Let me ask you a question? Why do we design our HR policies and practices in such a disengaging way? A way that either intentionally or by chance pisses our employees off? This thought sprung to mind the other day after hearing my friend tell me about what she had to endure with her company’s performance management system. And yet again, I asked myself – why?
What happened was that at about 3:00 pm on a Friday afternoon my friend, let’s call her Sue, was told by her boss that she had to put her goals into the system, so her boss could sign off on her annual performance goals by the end of the day. Fine, in most situations this would have been a challenge, but not insurmountable. But since Sue had just started working for her new boss, this was difficult as they hadn’t yet had a chance to speak about her goals, let alone agree on them.

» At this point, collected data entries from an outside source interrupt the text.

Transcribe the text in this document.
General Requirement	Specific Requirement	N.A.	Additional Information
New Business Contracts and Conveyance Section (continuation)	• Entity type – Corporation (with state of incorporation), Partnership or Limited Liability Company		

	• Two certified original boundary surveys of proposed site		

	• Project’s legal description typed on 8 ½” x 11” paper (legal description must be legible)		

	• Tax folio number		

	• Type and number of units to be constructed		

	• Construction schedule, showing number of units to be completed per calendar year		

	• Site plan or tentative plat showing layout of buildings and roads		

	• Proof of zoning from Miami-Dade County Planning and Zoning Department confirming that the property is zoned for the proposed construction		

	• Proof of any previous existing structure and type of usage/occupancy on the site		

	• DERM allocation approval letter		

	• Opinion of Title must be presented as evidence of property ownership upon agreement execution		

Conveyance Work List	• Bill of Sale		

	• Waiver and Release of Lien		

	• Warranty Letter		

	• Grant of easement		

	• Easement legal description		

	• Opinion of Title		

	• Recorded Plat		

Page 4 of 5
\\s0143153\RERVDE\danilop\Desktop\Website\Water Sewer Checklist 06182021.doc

So what did they do? They made up bogus goals since they had no other choice since HR told them that it had to be done. These goals read more like the fine print at the bottom of a dense legal contract. There’s no way a human could benefit from having 48 separate individual goals. Who are these goals for, anyway?
As an HR person, hearing this story both embarrassed and infuriated me! It embarrassed me, because I know that in my past I’m sure I’ve done the same thing to my managers and employees because a deadline is a deadline, right? But as I’ve entered into my rebel phase, where I question and challenge these traditional processes, it infuriates me that we let a silly deadline create such a senseless, wasteful and disengaging situation for our employees.
Unfortunately, the story got even worse, for the second part of Sue’s problem was maneuvering within the performance management system to do her part of the process.
She found many pages of justification, explanation about how the information will be used, and even videos to persuade her to use it, but no link to the performance management system itself. She spent hours trying to find instructions, or contact someone in HR, or even her boss, but the clock kept ticking.
And when she was finally given the instructions, she encountered problem after problem as the system wasn’t able to handle the different computers that their employees would be using, making the assumption that everyone would be working off of a Windows computer.
As an HR person, again this both embarrasses and infuriates me. Why? Well if this had been a product that we were selling to our customers we would have tested it to make sure that there was a positive user experience. Why hadn’t the same been done by her HR team? Why hadn’t they made sure that there were no bugs, no hurdles getting in the way, and made sure that it was an easy and seamless process?
This process was intended to encourage, motivate and grow employees. As delivered it was clearly just a tick-box solution which drives employees to distraction and makes them feel worthless and unappreciated, a ripe target for the recruiters calling them on a daily basis. And, as Sue said to me, “It created angst for nothing!”
As an HR community, if we ever want to improve engagement, which as we all know is atrociously low, then we need to start by taking a cold hard look at our practices and processes. Ask ourselves, who are they really designed for? Ask ourselves, do they show our employees that we care? If they don’t, then scrap them and start all over again!!